In early December of that year, I read something in the arts section that I could not, at first, comprehend. Theodore Smith had sold his biography of my wife to a publisher for an obscene advance.* It was scheduled to be published in September of the coming year. For a few days I succeeded in putting it all out of mind. I thought, No—no, it is simply not possible, it will fail, they’ll realize the letters are frauds, that it is a work of obsession, not of fact, and when I, executor of X’s estate, deny them all the photo and excerpt rights, that will be the end of it. How could there be a biography without any primary sources?
As it happened, the editor who’d purchased the book was someone with whom I shared a close friend. She called me that winter—a courtesy, she said, as she was under no obligation to gain my approval. She insisted the research was impeccable. Scrupulous but respectful, she said, whatever that means. She assured me that Mr. Smith truly revered and understood X as an artist, as a woman, and that he had so many wonderful insights about her work, but of course, some would find the book a little controversial, wouldn’t they?
Your wife never shied away from controversy, the editor said.
Is that so?
The editor suggested I come to her office to meet with Mr. Smith while there was still time to correct the text, that I might want to dispel some rumors he’d been unable to detangle, and though I’d been sure I’d never see Mr. Smith again, by the time I’d hung up I’d agreed to the meeting.
Two days later I was sitting in a conference room with Mr. Smith, his editor, and two or three lawyers. The cinder block of a manuscript sat on the table, practically radiant with inanity. I asked for a few moments with our author, and once alone, I asked him how he’d done it.
Oh, just, you know, day by day, he said, the false modesty so pungent it could have tranquilized a horse.
But what could you have had to say about her? What could you have possibly known?

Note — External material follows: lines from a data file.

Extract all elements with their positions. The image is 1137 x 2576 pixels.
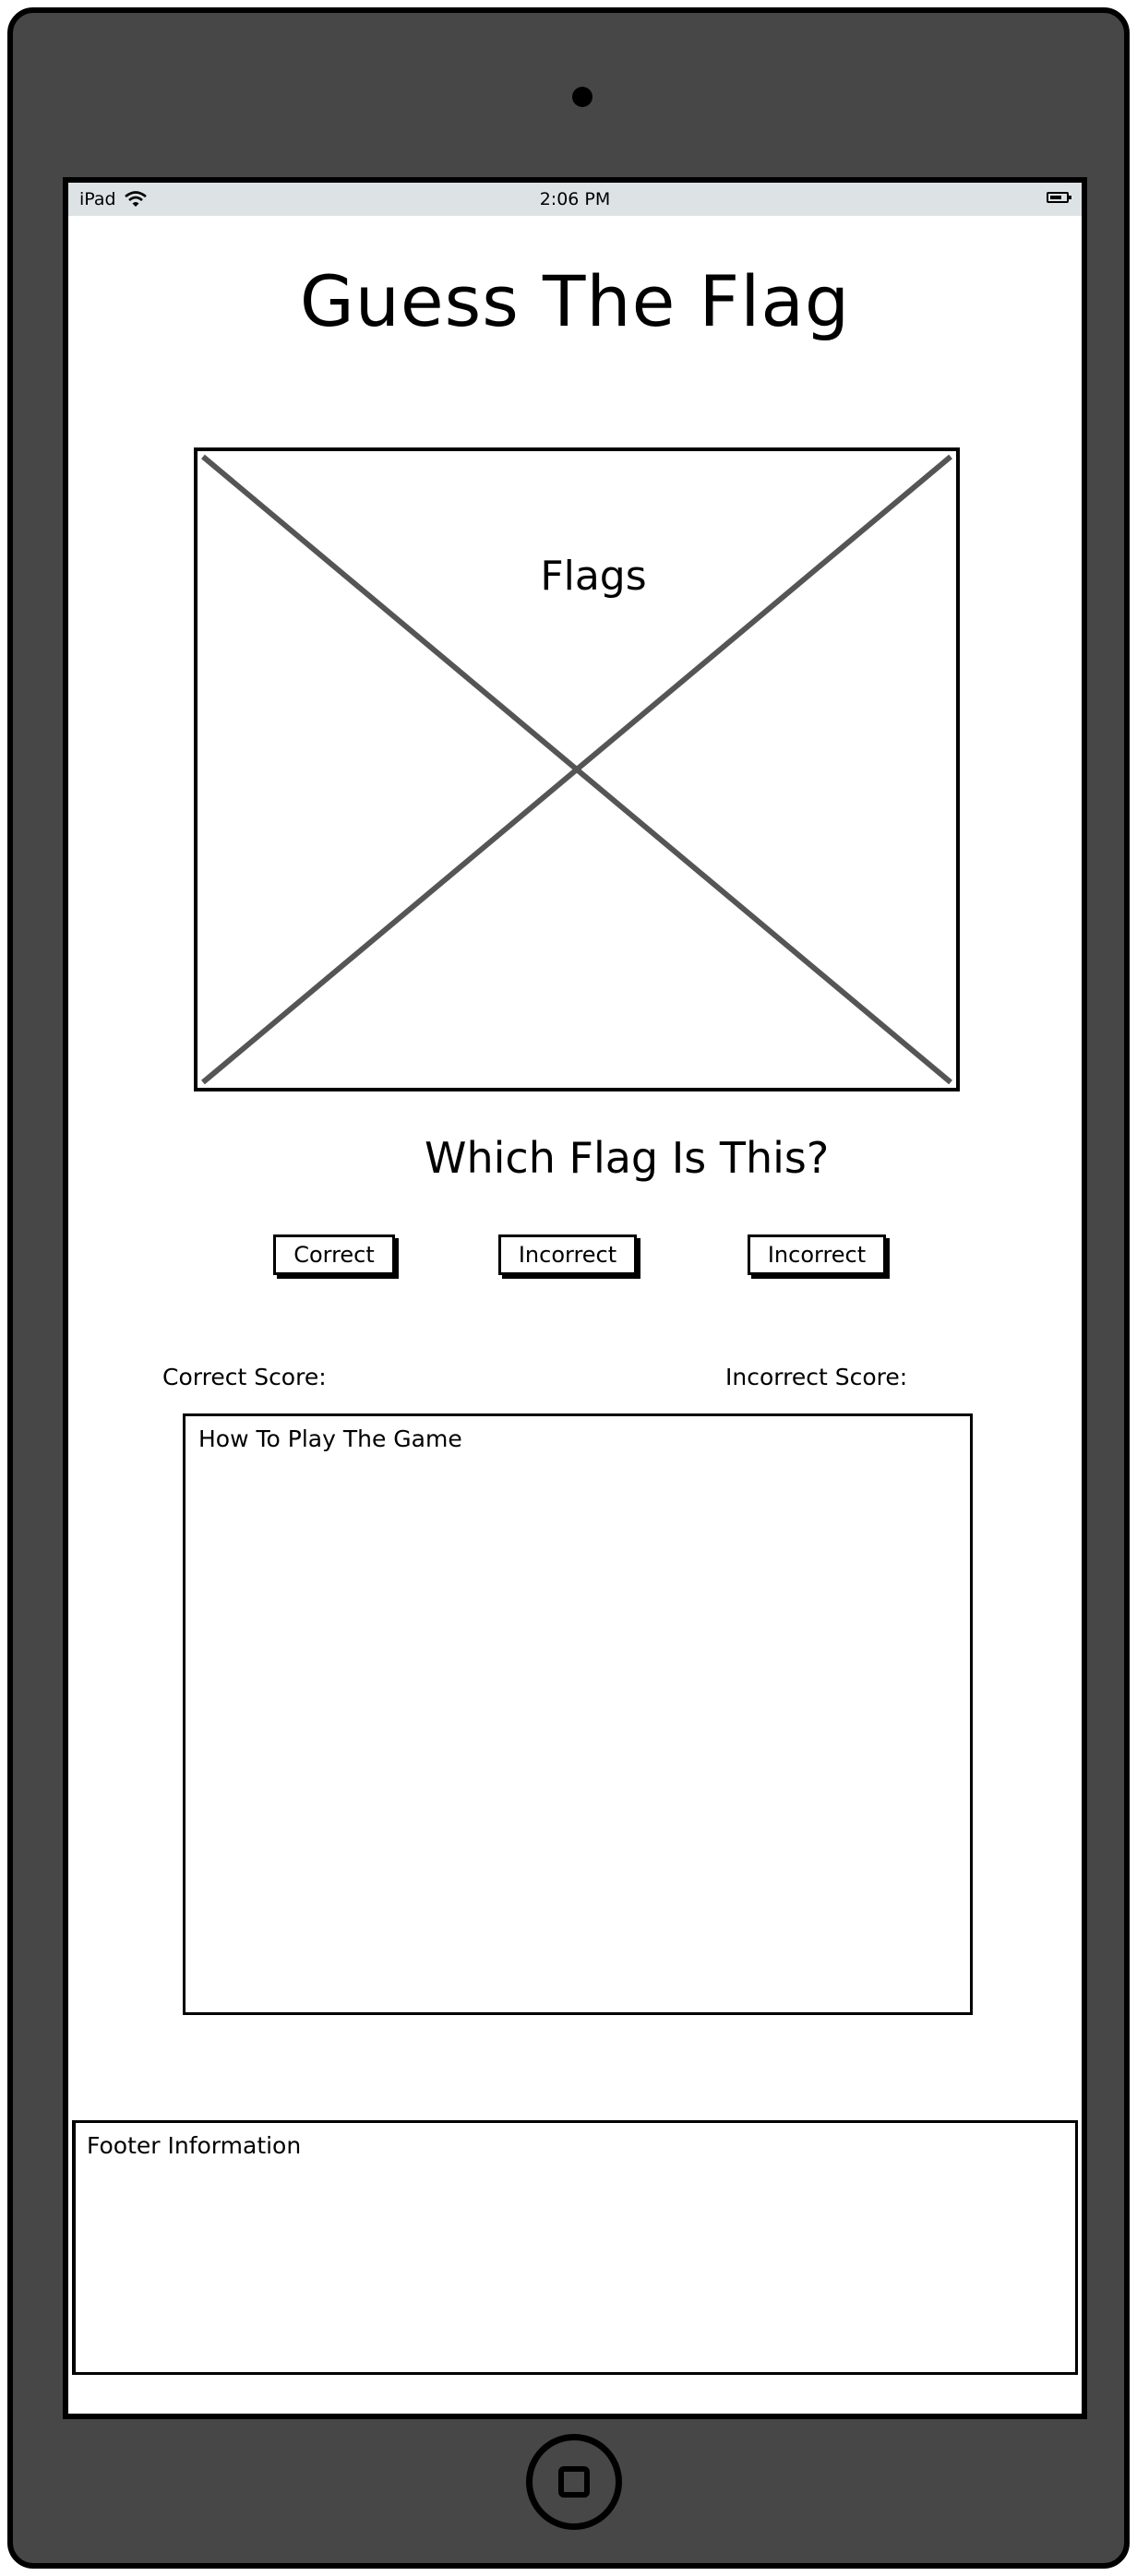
placeholder-cross-icon: [201, 454, 952, 1085]
answer-button-2[interactable]: Incorrect: [498, 1234, 637, 1275]
status-time: 2:06 PM: [539, 189, 611, 209]
tablet-device-frame: iPad 2:06 PM Guess The Flag Flags Which …: [7, 7, 1130, 2569]
correct-score-label: Correct Score:: [162, 1364, 327, 1390]
footer: Footer Information: [72, 2120, 1078, 2375]
home-button[interactable]: [526, 2434, 622, 2530]
page-title: Guess The Flag: [299, 260, 851, 342]
front-camera: [572, 87, 592, 107]
answer-button-1[interactable]: Correct: [273, 1234, 395, 1275]
how-to-play-title: How To Play The Game: [198, 1425, 462, 1452]
answer-button-3[interactable]: Incorrect: [748, 1234, 886, 1275]
flag-image-placeholder: Flags: [194, 447, 960, 1091]
question-text: Which Flag Is This?: [425, 1133, 830, 1183]
battery-icon: [1047, 192, 1071, 203]
how-to-play-panel: How To Play The Game: [183, 1413, 973, 2015]
status-bar: iPad 2:06 PM: [68, 183, 1082, 216]
home-square-icon: [558, 2466, 590, 2498]
incorrect-score-label: Incorrect Score:: [725, 1364, 908, 1390]
flag-image-label: Flags: [540, 553, 647, 600]
screen: iPad 2:06 PM Guess The Flag Flags Which …: [63, 177, 1087, 2419]
footer-title: Footer Information: [87, 2132, 302, 2159]
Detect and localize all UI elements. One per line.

He insisted he still had plenty to go on without the archive, as she’d given thousands of interviews since the 1970s, that she rarely repeated herself, and of course there were the ex-wives, ex-lovers, the collaborators, others. They all had plenty to tell him, and lots of original letters to share. It had all gone quite well, he said, except for his interactions with me, of course, and the fact that he’d never been able to speak with X herself—a miscarriage he still regretted. But I did not care what he wanted from me and only wanted to know who had given him interviews. He listed a few inconsequential names—hangers-on and self-important acquaintances—then, surprisingly, Oleg Hall.